One who made it out was Louise Kurtz, 49, who had just begun her second day on the job as an accountant. The blast scalded 70% of her body and knocked her unconscious.


Lt. Col. Brian Birdwell, 40, was standing not far from where the American Airlines plane hit. He scrambled away on his hands and knees, but his face was severely burned and his lungs were choked with the fumes of jet fuel.

Raquel Kelly, 32, inhaled so much noxious smoke that she clutched desperately at rescue workers as her airways began to close. Paramedics saved her life by inserting a breathing tube in her soot-filled throat.

On Wednesday, all three were still fighting for their lives at Washington Hospital Center.

They survived thanks largely to rescue workers such as emergency nurse Tammi Royce, who fought back tears and put her own life at risk to helicopter into the disaster scene Tuesday morning.

“I can do this. I can do this,” the frightened nurse told herself as the helicopter descended into pandemonium. She and partner Barbara Brown, a more experienced flight paramedic, worked to save Kelly, even as disaster officials ordered them to retreat from the scene because another attack was believed imminent.

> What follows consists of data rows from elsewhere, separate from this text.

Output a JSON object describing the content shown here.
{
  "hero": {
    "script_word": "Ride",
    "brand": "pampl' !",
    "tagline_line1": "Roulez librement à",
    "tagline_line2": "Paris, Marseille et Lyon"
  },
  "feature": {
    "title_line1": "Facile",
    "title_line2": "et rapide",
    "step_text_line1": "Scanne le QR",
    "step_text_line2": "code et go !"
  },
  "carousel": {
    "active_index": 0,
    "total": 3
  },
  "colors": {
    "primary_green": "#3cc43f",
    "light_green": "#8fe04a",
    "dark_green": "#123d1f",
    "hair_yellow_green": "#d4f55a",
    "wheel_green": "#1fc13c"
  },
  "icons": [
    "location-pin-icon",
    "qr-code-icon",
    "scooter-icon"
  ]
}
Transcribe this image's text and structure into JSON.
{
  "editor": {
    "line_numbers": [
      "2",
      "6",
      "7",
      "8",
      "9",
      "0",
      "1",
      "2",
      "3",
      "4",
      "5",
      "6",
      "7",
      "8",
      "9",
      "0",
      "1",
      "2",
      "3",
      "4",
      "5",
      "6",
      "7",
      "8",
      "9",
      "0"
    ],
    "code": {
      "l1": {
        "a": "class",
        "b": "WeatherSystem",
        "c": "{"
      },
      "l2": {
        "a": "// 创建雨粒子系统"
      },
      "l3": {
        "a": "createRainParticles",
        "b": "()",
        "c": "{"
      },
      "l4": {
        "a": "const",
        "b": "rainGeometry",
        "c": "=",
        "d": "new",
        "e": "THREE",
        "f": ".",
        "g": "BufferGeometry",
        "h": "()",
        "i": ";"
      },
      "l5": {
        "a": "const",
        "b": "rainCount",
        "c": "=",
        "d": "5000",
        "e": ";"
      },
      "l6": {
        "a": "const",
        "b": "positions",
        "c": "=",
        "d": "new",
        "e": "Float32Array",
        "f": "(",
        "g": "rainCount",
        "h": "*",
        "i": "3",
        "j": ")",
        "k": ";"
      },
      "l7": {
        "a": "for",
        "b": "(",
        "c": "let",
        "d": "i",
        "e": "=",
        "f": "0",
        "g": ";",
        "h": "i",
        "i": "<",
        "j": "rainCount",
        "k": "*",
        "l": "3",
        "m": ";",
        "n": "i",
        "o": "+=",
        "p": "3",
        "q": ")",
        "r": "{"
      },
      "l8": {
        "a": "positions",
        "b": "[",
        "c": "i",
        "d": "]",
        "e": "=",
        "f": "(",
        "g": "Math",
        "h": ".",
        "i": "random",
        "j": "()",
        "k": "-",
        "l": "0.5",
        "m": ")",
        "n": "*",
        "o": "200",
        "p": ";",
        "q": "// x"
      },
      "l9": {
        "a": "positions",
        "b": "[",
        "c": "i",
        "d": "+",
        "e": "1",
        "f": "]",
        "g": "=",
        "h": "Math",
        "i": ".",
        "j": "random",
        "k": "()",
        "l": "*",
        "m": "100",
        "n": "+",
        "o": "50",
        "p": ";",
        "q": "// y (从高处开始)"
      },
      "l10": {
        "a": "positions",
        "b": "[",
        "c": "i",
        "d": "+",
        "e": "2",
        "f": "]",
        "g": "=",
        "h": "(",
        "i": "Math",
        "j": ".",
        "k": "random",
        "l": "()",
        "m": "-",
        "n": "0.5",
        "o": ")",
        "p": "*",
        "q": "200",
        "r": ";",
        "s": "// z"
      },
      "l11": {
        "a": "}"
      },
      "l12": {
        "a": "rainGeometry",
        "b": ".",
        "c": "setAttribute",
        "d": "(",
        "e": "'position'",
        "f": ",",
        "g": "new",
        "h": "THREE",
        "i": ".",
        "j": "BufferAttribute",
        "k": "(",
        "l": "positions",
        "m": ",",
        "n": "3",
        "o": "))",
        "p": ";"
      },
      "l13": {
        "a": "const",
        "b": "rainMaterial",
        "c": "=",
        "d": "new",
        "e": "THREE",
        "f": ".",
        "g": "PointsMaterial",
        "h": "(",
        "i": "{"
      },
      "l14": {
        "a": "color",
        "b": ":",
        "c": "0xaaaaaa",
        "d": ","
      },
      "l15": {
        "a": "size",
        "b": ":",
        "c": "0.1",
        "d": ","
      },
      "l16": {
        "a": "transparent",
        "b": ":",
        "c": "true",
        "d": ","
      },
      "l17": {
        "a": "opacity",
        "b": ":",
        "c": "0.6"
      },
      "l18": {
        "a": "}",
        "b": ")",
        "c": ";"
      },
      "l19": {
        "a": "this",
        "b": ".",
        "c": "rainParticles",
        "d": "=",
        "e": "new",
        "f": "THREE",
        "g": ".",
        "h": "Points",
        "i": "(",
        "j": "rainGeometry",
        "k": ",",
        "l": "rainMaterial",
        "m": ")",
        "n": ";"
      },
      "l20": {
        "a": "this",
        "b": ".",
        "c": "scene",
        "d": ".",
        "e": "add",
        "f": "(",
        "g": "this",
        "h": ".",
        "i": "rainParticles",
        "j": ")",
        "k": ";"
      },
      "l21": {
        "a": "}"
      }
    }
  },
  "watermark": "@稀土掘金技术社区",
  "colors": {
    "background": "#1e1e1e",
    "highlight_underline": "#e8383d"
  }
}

Navy Petty Officer Charles Lewis also was saved, but his narrow escape provided little encouragement about those still missing.

Lewis worked in the Navy’s media center on the first floor of the Pentagon near the point of impact. His office tracks the movements of Navy ships and monitors television news broadcasts.


“We were well aware of what was going on at the World Trade Center,” Lewis recalled Wednesday. “Someone said, ‘If it could happen there, what could stop it from happening here?’ ”

Suddenly, an explosion erupted behind him. “There was a whooshing sound, like a gust of wind. I had no time to react and turn around.” Everything turned black and there was total silence for what seemed like five or 10 seconds.

Then chaos. Everything came tumbling down--chunks of wall, bookshelves. The floor caved in. Lewis’ foot became trapped, but he twisted it free.

“We heard people outside yelling and screaming. We were screaming and yelling to let them know where we were.”

One wall had a gaping hole--like a sandwich with a big bite taken out. Lewis pushed aside debris, struggled to the opening and fell halfway through it.

“Somebody grabbed me and put me on a cart, gave me oxygen,” he said. “They took me to the north side of the Pentagon” and then to a hospital.


“For a minute, I thought I would die,” Lewis said. “Once I saw the light and the opening in the wall, I thought of my family and kids. It was adrenaline. I told myself, ‘I don’t want to die this way.’ ”

And when Michael Kurtz first saw his wife, Louise, who had been pulled from the wreckage and taken to a nearby hospital, he broke down.

He had known from the moment he saw television reports that the smoldering rubble was all that remained of the part of the Pentagon where she worked. But it was three hours before the Air Force veteran received a call at his Stafford, Va., home saying she had survived.

When he reached her in a Washington hospital, “I didn’t recognize my wife of 31 years,” Kurtz said. “I saw a person that looked like a mummy, but I knew under that shell [of gauze] was my wife.”

Louise Kurtz regained consciousness Wednesday. When her husband told her softly that he loved her, she nodded her head and wiggled her toes.

“I was ecstatic because I knew she heard my voice,” he said.

Times staff writer Robert Rosenblatt contributed to this story.